Um novo ponto baixo foi alcançado em 2 de maio de 2011, quando os Navy SEALs localizaram e mataram Osama bin Laden, que vivia sem ser molestado em Abbottabad, a cerca de XNUMX km da Academia Militar do Paquistão. Humilhadas e indignadas, as elites políticas paquistanesas começaram a dissimular e a atacar verbalmente as forças dos EUA. Rashid escreve:
Vários dias após o ataque dos EUA a Abbottabad, o Exército do Paquistão elaborou a sua resposta.
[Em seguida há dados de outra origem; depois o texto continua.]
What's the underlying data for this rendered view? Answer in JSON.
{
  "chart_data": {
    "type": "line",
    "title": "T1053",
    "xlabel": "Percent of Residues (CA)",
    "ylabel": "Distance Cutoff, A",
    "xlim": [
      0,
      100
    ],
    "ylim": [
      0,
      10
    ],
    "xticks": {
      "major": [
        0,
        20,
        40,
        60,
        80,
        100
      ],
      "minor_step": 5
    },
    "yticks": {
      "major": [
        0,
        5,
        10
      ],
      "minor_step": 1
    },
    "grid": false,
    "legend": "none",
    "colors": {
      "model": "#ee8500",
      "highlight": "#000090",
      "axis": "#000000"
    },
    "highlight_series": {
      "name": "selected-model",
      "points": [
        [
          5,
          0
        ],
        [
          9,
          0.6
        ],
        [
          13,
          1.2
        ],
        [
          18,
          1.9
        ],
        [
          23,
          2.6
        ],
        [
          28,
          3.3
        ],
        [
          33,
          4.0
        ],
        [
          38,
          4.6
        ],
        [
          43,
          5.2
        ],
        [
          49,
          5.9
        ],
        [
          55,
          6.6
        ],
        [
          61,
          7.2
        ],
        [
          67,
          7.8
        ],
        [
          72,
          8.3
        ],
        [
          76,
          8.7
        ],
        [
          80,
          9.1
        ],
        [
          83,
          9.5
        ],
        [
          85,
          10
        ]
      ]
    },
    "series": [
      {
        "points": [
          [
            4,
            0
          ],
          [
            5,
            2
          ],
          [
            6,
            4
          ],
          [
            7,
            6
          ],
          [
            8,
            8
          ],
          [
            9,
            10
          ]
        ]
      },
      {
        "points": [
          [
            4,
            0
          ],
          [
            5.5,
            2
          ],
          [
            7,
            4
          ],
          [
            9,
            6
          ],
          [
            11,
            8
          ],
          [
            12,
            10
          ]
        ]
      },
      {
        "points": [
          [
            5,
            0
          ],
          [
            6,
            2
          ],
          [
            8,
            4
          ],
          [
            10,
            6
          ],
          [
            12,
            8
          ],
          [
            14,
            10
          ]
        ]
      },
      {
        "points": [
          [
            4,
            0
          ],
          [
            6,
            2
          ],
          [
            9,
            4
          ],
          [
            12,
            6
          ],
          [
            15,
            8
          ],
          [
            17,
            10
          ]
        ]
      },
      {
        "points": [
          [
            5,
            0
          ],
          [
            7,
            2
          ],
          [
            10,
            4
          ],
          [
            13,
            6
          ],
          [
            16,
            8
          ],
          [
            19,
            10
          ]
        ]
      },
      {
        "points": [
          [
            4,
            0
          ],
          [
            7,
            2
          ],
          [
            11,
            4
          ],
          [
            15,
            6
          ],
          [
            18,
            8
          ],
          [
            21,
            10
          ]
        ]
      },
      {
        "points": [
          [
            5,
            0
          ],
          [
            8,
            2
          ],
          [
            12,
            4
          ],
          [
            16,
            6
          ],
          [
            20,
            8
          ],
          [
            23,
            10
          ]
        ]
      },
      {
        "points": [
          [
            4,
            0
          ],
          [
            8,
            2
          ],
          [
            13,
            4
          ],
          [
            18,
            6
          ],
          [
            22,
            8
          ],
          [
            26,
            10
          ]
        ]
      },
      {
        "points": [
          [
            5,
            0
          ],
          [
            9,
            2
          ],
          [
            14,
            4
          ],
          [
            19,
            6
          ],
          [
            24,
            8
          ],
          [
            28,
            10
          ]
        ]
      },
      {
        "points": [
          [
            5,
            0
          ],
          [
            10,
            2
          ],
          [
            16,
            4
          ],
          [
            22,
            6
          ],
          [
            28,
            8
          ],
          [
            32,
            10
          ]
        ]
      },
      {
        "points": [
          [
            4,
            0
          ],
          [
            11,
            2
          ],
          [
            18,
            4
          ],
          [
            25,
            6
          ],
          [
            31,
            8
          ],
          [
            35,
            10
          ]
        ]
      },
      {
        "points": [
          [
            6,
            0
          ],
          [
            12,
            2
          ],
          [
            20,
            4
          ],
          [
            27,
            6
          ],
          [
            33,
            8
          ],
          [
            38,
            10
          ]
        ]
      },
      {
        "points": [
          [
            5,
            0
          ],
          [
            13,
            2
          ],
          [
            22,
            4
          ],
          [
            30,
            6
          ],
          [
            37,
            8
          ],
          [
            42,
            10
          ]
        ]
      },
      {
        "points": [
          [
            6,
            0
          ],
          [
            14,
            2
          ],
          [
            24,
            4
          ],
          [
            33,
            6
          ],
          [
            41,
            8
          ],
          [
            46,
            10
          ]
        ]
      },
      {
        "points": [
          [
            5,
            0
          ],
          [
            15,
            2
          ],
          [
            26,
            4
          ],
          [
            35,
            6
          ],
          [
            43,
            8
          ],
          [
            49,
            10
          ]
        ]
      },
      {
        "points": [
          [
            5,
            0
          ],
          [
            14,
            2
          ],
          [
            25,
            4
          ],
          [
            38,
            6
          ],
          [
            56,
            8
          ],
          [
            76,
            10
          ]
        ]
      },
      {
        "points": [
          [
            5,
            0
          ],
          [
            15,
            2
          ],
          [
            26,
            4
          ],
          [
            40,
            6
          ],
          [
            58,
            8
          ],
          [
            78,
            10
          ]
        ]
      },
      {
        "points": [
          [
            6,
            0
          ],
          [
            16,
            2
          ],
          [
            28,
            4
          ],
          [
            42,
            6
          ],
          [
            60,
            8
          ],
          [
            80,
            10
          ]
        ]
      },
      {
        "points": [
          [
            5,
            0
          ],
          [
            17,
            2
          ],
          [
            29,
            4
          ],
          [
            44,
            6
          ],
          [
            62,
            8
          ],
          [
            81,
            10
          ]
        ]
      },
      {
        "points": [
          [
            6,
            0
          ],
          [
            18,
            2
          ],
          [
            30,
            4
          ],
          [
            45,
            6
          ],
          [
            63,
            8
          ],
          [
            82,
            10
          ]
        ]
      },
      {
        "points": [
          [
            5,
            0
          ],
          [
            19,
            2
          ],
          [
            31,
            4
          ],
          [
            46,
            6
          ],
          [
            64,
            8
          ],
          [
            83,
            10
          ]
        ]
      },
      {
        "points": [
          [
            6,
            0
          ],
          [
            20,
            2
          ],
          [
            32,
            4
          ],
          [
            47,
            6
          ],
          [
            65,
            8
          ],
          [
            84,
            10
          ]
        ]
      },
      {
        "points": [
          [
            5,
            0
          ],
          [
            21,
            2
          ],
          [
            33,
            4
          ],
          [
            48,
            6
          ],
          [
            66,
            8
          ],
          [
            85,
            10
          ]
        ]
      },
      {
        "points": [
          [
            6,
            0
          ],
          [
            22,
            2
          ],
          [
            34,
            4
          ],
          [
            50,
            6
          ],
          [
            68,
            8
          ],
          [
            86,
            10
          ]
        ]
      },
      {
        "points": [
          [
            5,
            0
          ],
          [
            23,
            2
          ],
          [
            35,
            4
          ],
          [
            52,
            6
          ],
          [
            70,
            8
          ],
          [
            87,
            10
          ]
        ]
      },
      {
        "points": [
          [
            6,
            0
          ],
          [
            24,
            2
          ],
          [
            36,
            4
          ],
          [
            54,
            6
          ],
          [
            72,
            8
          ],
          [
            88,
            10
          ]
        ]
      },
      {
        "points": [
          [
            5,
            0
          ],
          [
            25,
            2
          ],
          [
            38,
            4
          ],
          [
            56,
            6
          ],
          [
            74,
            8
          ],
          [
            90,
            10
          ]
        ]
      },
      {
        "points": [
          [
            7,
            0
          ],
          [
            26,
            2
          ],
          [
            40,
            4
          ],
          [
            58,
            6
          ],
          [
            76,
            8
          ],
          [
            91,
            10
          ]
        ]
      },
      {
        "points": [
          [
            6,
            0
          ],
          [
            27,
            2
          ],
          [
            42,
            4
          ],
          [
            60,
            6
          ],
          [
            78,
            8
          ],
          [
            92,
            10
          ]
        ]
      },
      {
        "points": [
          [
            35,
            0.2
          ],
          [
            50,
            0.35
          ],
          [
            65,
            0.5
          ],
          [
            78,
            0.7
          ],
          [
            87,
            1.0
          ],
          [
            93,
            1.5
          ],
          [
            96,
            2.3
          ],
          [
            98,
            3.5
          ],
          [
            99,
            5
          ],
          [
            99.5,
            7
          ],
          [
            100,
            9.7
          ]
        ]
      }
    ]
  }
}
Primeiro, o [general] Kayani tomou o pulso entre os oficiais subalternos, que estavam furiosos com os americanos – e furiosos com os seus superiores por não retaliarem. Em vez de explicar-lhes as realidades complexas, Kayani escolheu o caminho mais fácil, culpando os americanos por todo o episódio por violarem a soberania do Paquistão…. O fracasso de Kayani em entregar uma narrativa verdadeira aos seus oficiais ou ao público foi agravado pela sua recusa em responsabilizar qualquer pessoa no exército ou no ISI pelo fracasso.
O primeiro-ministro Yousaf Gilani fez melhor a Kayani, transformando o tema do fracasso num refrão justificativo: “há uma falha de inteligência em todo o mundo, não apenas no Paquistão”.